Brinker International (New York:EAT) rose in early trading Thursday after KeyBanc Capital Markets upgraded the restaurant’s stock to an Overweight rating. The company sees a compelling entry point for investors after the stock’s double-digit decline following Brinker Earnings report.
“We believe Brinker’s Q4 2024 results are underwhelming and deserve praise for the outperformance it has delivered in SSS and traffic,” noted analyst Eric Gonzalez. “While the decision to reinvest some of the SSS growth will impact FY25 earnings (and is now factored into our lower EPS estimates), we believe Brinker is making the right choices regarding the long-term viability of the business, which we believe will ultimately drive earnings higher,” he added.
Gonzalez and his team believe there is a strong case for multiple expansion as Brinker’s (EAT) plan drives sustainable stock gains that will ultimately drive higher margins and earnings per share.

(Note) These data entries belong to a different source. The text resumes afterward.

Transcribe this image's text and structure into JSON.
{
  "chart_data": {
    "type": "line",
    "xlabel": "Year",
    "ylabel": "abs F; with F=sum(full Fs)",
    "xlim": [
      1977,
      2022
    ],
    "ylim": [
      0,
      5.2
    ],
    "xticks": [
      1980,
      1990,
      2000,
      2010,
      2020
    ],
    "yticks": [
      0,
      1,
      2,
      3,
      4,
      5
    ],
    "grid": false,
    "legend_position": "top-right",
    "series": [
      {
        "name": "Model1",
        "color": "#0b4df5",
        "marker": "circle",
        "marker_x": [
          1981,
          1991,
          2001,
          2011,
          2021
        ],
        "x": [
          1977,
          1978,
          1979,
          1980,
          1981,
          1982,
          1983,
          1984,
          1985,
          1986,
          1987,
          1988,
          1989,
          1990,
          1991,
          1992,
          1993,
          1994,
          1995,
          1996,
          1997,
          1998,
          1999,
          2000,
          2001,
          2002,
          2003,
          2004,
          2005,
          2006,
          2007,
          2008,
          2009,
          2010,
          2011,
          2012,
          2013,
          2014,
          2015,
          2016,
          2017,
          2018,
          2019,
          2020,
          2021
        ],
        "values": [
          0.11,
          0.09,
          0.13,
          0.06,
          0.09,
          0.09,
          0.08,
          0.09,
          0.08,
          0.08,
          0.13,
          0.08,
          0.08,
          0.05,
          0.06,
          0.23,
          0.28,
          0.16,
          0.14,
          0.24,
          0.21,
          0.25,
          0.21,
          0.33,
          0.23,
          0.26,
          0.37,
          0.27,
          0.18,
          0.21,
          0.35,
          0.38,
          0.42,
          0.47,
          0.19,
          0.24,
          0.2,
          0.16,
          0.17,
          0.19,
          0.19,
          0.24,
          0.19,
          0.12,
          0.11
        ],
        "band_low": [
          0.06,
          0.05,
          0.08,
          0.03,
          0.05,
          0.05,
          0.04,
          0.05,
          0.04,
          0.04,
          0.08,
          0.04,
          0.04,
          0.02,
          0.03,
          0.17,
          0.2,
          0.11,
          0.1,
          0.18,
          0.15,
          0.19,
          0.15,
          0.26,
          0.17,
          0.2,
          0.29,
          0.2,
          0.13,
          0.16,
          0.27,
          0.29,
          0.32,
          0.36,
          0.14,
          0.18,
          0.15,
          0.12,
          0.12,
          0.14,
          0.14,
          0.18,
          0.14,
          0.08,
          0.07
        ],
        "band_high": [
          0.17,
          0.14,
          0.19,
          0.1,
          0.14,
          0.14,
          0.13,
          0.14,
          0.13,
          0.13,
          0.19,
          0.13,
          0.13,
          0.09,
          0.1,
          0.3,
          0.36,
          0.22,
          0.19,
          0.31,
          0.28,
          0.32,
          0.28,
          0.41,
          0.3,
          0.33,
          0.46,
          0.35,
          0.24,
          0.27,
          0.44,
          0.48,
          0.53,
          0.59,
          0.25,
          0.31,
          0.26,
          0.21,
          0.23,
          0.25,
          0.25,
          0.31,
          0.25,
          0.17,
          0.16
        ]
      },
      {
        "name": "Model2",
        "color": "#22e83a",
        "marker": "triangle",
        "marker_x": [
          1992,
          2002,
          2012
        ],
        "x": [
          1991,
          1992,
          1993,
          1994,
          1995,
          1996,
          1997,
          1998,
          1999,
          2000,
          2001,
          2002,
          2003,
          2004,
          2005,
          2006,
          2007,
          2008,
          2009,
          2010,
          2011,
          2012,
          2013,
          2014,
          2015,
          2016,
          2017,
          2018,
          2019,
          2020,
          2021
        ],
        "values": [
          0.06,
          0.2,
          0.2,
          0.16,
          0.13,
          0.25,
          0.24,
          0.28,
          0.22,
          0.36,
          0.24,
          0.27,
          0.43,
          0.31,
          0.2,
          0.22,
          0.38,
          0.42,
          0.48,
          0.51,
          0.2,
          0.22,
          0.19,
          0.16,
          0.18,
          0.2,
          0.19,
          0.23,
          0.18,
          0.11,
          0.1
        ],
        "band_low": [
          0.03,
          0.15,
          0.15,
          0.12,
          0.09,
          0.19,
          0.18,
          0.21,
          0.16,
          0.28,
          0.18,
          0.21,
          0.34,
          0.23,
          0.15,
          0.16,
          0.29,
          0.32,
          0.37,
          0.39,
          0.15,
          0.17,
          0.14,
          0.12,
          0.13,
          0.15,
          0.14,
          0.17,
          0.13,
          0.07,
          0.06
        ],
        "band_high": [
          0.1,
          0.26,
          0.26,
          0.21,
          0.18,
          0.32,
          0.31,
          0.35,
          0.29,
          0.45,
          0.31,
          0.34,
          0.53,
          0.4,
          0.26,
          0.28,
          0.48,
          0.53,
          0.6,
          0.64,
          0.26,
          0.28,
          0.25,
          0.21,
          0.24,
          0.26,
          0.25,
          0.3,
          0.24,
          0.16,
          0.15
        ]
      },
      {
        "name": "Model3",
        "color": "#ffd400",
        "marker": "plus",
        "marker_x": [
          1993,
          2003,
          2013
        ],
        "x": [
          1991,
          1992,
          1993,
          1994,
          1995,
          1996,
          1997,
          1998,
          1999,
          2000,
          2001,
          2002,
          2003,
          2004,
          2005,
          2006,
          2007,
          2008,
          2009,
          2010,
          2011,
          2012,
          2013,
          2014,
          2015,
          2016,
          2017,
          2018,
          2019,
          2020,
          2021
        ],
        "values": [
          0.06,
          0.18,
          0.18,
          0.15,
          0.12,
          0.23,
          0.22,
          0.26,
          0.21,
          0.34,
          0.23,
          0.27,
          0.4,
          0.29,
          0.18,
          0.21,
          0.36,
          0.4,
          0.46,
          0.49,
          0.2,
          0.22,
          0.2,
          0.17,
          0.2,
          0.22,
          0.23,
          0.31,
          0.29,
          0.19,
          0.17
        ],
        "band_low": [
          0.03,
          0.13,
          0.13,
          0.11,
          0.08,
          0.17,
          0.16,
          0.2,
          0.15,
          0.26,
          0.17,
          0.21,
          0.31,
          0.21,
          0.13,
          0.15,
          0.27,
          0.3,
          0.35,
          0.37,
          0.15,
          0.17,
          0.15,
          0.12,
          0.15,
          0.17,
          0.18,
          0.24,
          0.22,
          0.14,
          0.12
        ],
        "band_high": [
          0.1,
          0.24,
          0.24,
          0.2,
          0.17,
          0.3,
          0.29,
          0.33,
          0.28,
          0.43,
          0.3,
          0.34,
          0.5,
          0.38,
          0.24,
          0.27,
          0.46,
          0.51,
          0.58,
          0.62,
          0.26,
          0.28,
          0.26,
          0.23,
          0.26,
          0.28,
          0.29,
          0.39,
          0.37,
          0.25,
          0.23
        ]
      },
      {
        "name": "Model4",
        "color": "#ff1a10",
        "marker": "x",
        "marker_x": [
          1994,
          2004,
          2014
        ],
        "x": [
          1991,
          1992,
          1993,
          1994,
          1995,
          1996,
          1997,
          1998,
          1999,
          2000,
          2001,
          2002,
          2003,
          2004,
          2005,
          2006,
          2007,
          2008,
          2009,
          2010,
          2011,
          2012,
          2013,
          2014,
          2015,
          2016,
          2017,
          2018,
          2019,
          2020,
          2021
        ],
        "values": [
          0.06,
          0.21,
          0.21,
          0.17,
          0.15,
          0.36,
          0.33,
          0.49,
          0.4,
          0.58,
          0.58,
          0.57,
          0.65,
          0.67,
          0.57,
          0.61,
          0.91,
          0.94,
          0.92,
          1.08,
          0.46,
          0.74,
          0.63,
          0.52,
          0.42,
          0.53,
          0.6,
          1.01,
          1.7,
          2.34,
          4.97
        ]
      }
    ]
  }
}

KeyBanc’s target price for EAT of $72 equates to about 14 times its 2025 EPS estimate of $5.10, which is noted to be below the casual dining group’s current forward P/E of more than 17 times. EAT is currently trading at about 13.5 times the company’s FY2025 EPS estimate of $4.62.
Brinker International (EAT) shares rose 1.50% In pre-market trading, the stock was trading at $63.80 versus its 52-week range of $28.23 to $76.02. EAT’s Seeking Alpha Quant rating is a Strong Buy, and the stock’s Quant score is the highest in the Restaurants sector.